Bilancio, l’opposizione: “Il 67 per cento del consiglio comunale non sostiene il sindaco”

Il municipio di Licata

 

Dai 13 consiglieri di opposizione arriva la replica ai 10 componenti la maggioranza che ieri sera li avevano accusati di irresponsabilità per non essersi presentati in aula per esaminare il bilancio di previsione.

“Il dato politico che emerge – sostengono i consiglieri di opposizione – non è che ci sono 20 consiglieri irresponsabili, come la maggioranza vorrebbe far credere. Il dato politico è che due terzi del consiglio comunale, il 67% della rappresentanza cittadina legittimata dal voto tanto quanto il sindaco, non sostiene le sue politiche”.

Il documento porta la firma di: Giuseppe Russotto, Calogero Scrimali, Pietro Munda, Francesco Moscato, Giada Bennici, Piera Di Franco, Antonio Vincenti, Antonio Terranova, Violetta Callea, Laura Termini, Maria Antonietta Grillo, Vincenzo Sica e Tiziana Sciria.

“In altre realtà, a noi vicine, i sindaci che sono in queste condizioni dignitosamente – aggiunge l’opposizione – si dimettono, solo a Licata le dimissioni si annunciano per fini mediatici e poi si ritirano. La seduta di ieri testimonia che esistono le condizioni per una sfiducia al sindaco e non sulle demolizioni ma sul suo operato nel suo complesso. La maggioranza consiliare, il sindaco e la giunta hanno la responsabilità di avere portato il bilancio in consiglio fuori tempo massimo. Questo bilancio andava approvato il 30 aprile 2016 ed invece arriva il 24 gennaio 2017 quando di fatto è un consuntivo inemendabile, tanto è vero che tutti gli emendamenti proposti hanno ricevuto parere negativo”.

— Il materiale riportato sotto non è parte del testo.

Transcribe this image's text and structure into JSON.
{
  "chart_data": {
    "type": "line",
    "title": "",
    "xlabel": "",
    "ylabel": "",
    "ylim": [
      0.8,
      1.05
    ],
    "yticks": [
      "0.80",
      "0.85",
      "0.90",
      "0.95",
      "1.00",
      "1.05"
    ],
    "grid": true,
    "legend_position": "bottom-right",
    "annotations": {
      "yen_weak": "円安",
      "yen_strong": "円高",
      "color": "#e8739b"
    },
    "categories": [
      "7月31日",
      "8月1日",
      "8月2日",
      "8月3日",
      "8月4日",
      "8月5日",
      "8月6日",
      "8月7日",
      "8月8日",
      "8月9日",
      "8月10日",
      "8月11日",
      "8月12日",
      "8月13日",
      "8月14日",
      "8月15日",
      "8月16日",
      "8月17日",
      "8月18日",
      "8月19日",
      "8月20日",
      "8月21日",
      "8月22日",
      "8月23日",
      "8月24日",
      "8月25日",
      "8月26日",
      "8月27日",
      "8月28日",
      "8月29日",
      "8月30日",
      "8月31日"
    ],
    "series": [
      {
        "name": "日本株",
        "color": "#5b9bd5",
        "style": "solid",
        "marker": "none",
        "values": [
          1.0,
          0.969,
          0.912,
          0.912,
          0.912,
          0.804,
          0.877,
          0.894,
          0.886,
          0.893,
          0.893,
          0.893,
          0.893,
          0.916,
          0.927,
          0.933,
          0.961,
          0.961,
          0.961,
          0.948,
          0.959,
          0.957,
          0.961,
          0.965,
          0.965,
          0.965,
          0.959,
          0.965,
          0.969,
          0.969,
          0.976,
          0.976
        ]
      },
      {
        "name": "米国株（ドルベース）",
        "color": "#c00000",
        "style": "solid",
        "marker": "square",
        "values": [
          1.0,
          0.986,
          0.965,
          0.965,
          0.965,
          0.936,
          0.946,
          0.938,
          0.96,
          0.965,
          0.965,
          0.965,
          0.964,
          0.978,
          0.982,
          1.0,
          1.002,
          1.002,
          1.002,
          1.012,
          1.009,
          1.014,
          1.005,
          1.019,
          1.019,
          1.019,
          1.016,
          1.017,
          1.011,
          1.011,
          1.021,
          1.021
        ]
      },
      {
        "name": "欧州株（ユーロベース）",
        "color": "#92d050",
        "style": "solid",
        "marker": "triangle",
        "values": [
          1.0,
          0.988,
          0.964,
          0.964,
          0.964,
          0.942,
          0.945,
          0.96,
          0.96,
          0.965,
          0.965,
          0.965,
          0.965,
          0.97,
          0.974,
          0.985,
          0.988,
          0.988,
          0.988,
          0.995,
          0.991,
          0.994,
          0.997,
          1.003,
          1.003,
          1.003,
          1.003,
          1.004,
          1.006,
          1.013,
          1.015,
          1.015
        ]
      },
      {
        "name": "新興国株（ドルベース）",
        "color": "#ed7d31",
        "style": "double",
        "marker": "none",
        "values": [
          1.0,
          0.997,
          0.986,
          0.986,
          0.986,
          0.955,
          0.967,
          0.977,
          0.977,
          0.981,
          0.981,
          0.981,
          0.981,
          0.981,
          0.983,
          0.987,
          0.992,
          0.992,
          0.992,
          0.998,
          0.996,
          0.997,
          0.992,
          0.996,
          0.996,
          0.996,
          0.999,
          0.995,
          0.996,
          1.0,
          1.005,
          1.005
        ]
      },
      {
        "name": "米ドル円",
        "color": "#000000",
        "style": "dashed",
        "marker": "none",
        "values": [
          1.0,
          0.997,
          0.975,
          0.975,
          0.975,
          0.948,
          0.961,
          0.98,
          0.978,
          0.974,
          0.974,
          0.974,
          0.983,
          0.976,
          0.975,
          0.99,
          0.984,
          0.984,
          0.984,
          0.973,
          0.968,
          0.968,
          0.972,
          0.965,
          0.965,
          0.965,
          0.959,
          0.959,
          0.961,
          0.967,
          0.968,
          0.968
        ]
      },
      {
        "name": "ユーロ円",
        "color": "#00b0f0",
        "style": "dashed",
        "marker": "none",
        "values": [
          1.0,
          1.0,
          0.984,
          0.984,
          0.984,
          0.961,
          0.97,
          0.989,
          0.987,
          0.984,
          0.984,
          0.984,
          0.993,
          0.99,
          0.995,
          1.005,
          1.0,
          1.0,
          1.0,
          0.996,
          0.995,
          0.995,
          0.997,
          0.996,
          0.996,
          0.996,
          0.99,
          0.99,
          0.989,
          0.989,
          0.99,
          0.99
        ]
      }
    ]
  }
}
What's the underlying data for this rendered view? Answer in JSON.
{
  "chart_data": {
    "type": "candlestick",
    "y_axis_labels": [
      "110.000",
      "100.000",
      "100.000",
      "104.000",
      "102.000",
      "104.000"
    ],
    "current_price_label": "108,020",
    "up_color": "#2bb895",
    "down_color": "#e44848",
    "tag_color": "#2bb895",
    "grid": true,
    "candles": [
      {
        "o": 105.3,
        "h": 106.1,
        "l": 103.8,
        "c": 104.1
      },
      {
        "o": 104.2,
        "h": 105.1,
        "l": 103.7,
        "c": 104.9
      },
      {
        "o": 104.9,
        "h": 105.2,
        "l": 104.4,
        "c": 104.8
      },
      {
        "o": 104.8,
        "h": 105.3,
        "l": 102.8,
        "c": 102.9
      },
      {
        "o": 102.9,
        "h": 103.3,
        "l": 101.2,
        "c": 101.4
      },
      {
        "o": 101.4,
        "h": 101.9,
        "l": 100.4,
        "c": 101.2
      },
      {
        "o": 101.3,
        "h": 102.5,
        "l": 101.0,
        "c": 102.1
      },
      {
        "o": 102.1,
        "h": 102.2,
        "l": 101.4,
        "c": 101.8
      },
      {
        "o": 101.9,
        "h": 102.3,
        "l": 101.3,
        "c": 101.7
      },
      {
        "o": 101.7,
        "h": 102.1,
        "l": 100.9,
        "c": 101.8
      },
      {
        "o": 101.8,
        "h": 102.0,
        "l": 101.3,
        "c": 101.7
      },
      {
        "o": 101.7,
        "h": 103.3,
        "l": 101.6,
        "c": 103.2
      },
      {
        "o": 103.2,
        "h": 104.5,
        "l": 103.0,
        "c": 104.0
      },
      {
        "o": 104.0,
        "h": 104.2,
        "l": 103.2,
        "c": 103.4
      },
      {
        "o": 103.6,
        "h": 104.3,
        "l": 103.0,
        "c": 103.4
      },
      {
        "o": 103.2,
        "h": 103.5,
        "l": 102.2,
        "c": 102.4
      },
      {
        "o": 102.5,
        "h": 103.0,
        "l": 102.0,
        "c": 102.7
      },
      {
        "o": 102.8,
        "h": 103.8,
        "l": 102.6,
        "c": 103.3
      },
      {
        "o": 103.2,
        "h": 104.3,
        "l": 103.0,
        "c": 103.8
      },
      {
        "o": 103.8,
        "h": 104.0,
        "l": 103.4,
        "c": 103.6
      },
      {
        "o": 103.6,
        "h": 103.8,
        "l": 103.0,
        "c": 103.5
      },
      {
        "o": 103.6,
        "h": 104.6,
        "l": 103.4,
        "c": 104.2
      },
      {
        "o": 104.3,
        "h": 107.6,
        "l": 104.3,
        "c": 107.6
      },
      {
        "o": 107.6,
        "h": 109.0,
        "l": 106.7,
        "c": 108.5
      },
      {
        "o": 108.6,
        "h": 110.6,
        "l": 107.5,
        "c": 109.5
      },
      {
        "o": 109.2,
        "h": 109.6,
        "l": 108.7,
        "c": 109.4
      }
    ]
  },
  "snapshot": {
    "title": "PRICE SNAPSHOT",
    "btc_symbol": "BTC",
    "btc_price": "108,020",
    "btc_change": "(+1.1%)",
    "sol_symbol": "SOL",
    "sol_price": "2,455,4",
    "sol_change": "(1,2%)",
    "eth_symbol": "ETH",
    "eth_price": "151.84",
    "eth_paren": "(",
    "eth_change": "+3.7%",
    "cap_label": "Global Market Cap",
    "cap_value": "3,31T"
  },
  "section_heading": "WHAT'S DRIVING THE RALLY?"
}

Secondo i 13 consiglieri comunali “non si può portare il bilancio dopo 9 mesi, gestire dissennatamente le risorse senza una strategia, senza avere un vero piano di rientro nei parametri del pareggio di bilancio e poi attribuire la responsabilità all’opposizione perché non si presenta in aula a dire signor si a tutto.  La refezione scolastica, da settembre a dicembre, i nostri figli l’hanno avuta per una settimana e non certo per colpa dell’opposizione. Le buche per le strade sono intonse e si allargano sempre di più e nessuno le ripara e non certo per colpa dell’opposizione. La città si è allagata anche perché non si sono puliti i canaloni e le caditoie, lavori che noi l’anno scorso volevamo finanziare e non è stato possibile perché il bilancio, come ora, è stato presentato in ritardo ed era inemendabile”. L’opposizone conclude affermando che “evidentemente questo “modus operandi” è una costante di questa amministrazione, che pensa di mettere con le spalle al muro il consiglio. Noi riteniamo che anche se il bilancio non è ancora approvato non ci sia motivo per bloccare i servizi in quanto i bilanci ormai sono triennali, la “gestione provvisoria” consente di far fronte alle obbligazioni già assunte negli esercizi precedenti.  E’ ridicolo portare il bilancio in ritardo è dare la colpa al consiglio per il blocco dei servizi. I consiglieri nell’interesse della città e della comunità si prenderanno tutti i giorni utili consentiti dalla legge per approvare o bocciare il bilancio, assumendosi le loro responsabilità fino in fondo. Il 67% dei consiglieri, pur provenienti da gruppi politici diversi, concorda sul giudizio negativo su questo bilancio e questa amministrazione e siamo sicuri che la percentuale fra i cittadini è maggiore”.